Everybody Loves a Winner @ Royal Exchange, Manchester

written and directed by
Neil Bartlett
“That’s right. We’ll be playing bingo!”

“Bingo? Shut up,” I scoffed to my brother. “What a rubbish idea that is. How’s that going to work?”

And yet, half an hour later, there I was with a clipboard and pen, playing bingo with all the enthusiasm of a child beginning to understand the rudiments of Battleships.

I had completely forgotten that I was sat in the Manchester Royal Exchange’s amphitheatre-style auditorium with around 500 other people.
In all honesty, I was so riveted and intent on winning the 200 cash prize, I forgot I was a critic supposedly there to do a job (well, a job of sorts). Everybody Loves A Winner? Well, everybody loves to win, that’s for sure, myself included.

While this curious and, it has to be said, highly entertaining juncture further illustrated Manchester International Festival’s emphasis on the interactive, it left the rest of Neil Bartlett’s fairly hefty play feeling just that little bit peripheral. But then the bingo was really bloody enjoyable.

Everybody Loves A Winner is a fairly straightforward concept, even if it appears to be quite an adventurous one. Set inside the confides of a bingo hall located in (judging by the accents) a typically working-class Mancunian suburb, the play observes an average day of entertainment although it transpires that there are few average days in this place.

The set, which is a faithful recreation of a down-at-heel working man’s club-come-bingo hall, conveys the same tacky-but-still-charming atmosphere that Phoenix Nights fashions so well. It’s all dingy and worn the chairs, tables, even the tasteless carpets. The play’s main protagonists the bingo hall employees enter the stage. It’s morning shift. The place is dead, dark and utterly depressing.

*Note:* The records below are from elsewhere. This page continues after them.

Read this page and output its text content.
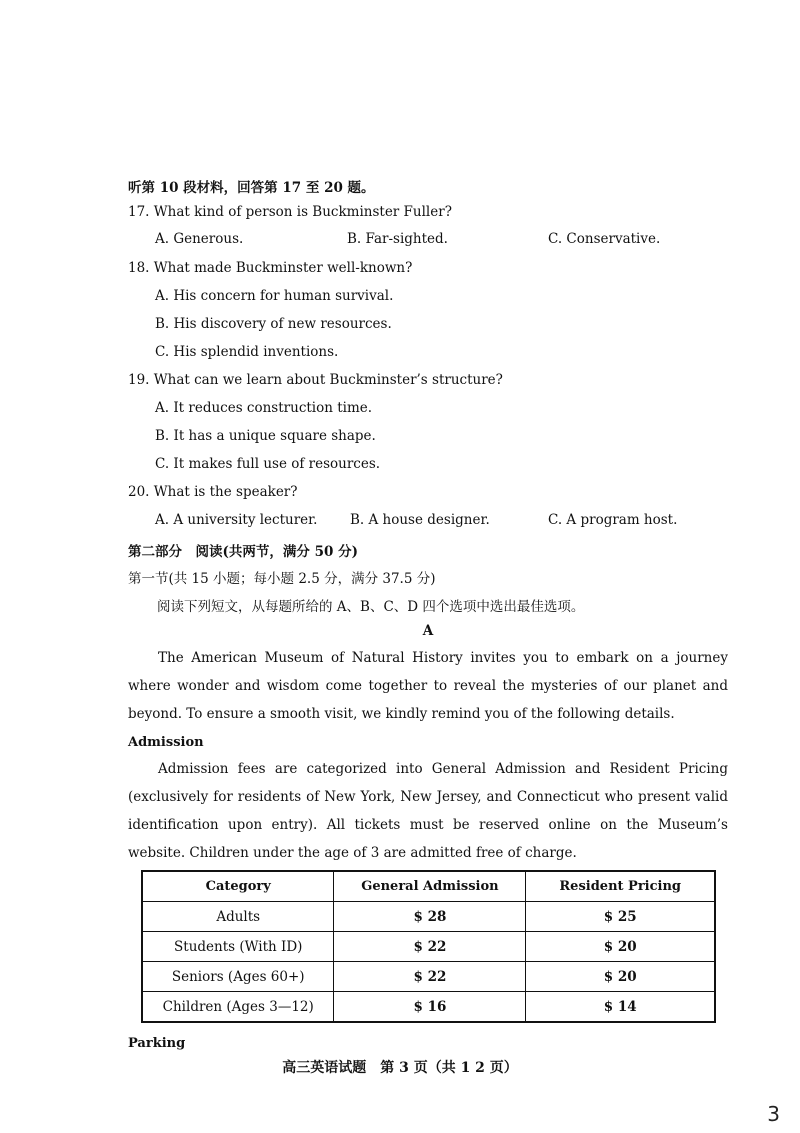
听第 10 段材料，回答第 17 至 20 题。
17. What kind of person is Buckminster Fuller?
A. Generous.	B. Far-sighted.	C. Conservative.
18. What made Buckminster well-known?
A. His concern for human survival.
B. His discovery of new resources.
C. His splendid inventions.
19. What can we learn about Buckminster’s structure?
A. It reduces construction time.
B. It has a unique square shape.
C. It makes full use of resources.
20. What is the speaker?
A. A university lecturer. B. A house designer.	C. A program host.
第二部分　阅读(共两节，满分 50 分)
第一节(共 15 小题；每小题 2.5 分，满分 37.5 分)
阅读下列短文，从每题所给的 A、B、C、D 四个选项中选出最佳选项。
A
The American Museum of Natural History invites you to embark on a journey where wonder and wisdom come together to reveal the mysteries of our planet and beyond. To ensure a smooth visit, we kindly remind you of the following details.
Admission
Admission fees are categorized into General Admission and Resident Pricing (exclusively for residents of New York, New Jersey, and Connecticut who present valid identification upon entry). All tickets must be reserved online on the Museum’s website. Children under the age of 3 are admitted free of charge.
Category	General Admission	Resident Pricing
Adults	$ 28	$ 25
Students (With ID)	$ 22	$ 20
Seniors (Ages 60+)	$ 22	$ 20
Children (Ages 3—12)	$ 16	$ 14
Parking
高三英语试题　第 3 页（共 1 2 页）
3
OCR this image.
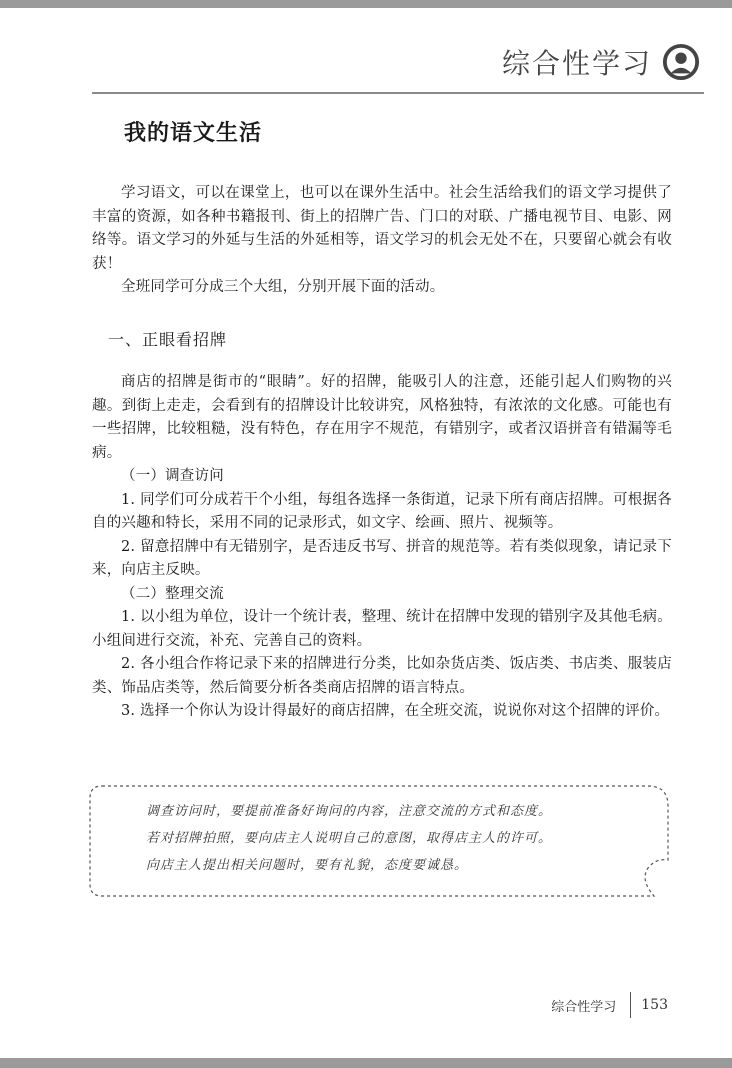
综合性学习
我的语文生活

学习语文，可以在课堂上，也可以在课外生活中。社会生活给我们的语文学习提供了丰富的资源，如各种书籍报刊、街上的招牌广告、门口的对联、广播电视节目、电影、网络等。语文学习的外延与生活的外延相等，语文学习的机会无处不在，只要留心就会有收获！

全班同学可分成三个大组，分别开展下面的活动。

一、正眼看招牌

商店的招牌是街市的“眼睛”。好的招牌，能吸引人的注意，还能引起人们购物的兴趣。到街上走走，会看到有的招牌设计比较讲究，风格独特，有浓浓的文化感。可能也有一些招牌，比较粗糙，没有特色，存在用字不规范，有错别字，或者汉语拼音有错漏等毛病。

（一）调查访问

1. 同学们可分成若干个小组，每组各选择一条街道，记录下所有商店招牌。可根据各自的兴趣和特长，采用不同的记录形式，如文字、绘画、照片、视频等。

2. 留意招牌中有无错别字，是否违反书写、拼音的规范等。若有类似现象，请记录下来，向店主反映。

（二）整理交流

1. 以小组为单位，设计一个统计表，整理、统计在招牌中发现的错别字及其他毛病。小组间进行交流，补充、完善自己的资料。

2. 各小组合作将记录下来的招牌进行分类，比如杂货店类、饭店类、书店类、服装店类、饰品店类等，然后简要分析各类商店招牌的语言特点。

3. 选择一个你认为设计得最好的商店招牌，在全班交流，说说你对这个招牌的评价。

调查访问时，要提前准备好询问的内容，注意交流的方式和态度。
若对招牌拍照，要向店主人说明自己的意图，取得店主人的许可。
向店主人提出相关问题时，要有礼貌，态度要诚恳。
综合性学习 153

That is, until the place is filled with the defiant sort of humour Manchester is famous for. The presence of Sally Lyndsay who plays the bingo hall’s stressed and thoroughly overworked manageress makes the whole thing feel more like the Rovers Return Inn than “The Rex” the bingo hall’s fictional (or should that be real?) name.

A trio of minimum wage, teenage assistants characterised excellently by Warren Sollars, Amanda Henderson and Emily Alexander – buzz around the set, causing general mischief. By the time the rest of the cast arrives and take to their seats as the bingo hall’s customers, the audience feels at ease, both with the slightly bizarre setting and its fellow players.

Fellow players? Well, yes, we’re all playing too. One game to introduce the rules and convince people to gamble and the second (in my case, anyway) a deadly serious eyes-down battle to the death. OK, so it was for 200. Still, might as well play like you mean it! And ultimately, that is what most of this audience will take home as a defining memory. Unfortunately for Bartlett, that probably wasn’t the sole intention.

As well as being an incredibly effective piece of interactive theatre perhaps the first of its kind to involve a cash prize the show came with a much darker message. Symbolic of the show’s fairly grim undercurrent is the show’s real star bingo caller ‘Frank’eh,’ played by Ian Puleston-Davies. Borrowing heavily from David Morrissey’s characterisation of Ripley Holden in Blackpool, Puleston-Davies is tremendous as the cocksure, charming but ultimately flawed Frank’eh.

As his egotistical facade slowly crumbles so does the superficial sense of hope and happiness that exists within the bingo hall and the people that frequent it. Although the show doesn’t make light of the lives of the real people that it portrays, it does ram the idea that there isn’t much hope for people (in general) in a fairly ceaseless fashion. In essence, Bartlett suggests that, like the bingo players that hope for a chance to win the star prize, we all rather helplessly cling to ideals that few of us achieve. Given the show’s length, I don’t think I was the only audience member clinging on to the uplifting games of bingo as a means of respite.

As a conceptual piece of interactive theatre, Everybody Loves A Winner comes close to a full house; but due to its near three hour length and its fairly incessant sermon, it finishes just a few numbers short. More importantly, however, I don’t think I’ll be the only one here to try my hand at bingo again.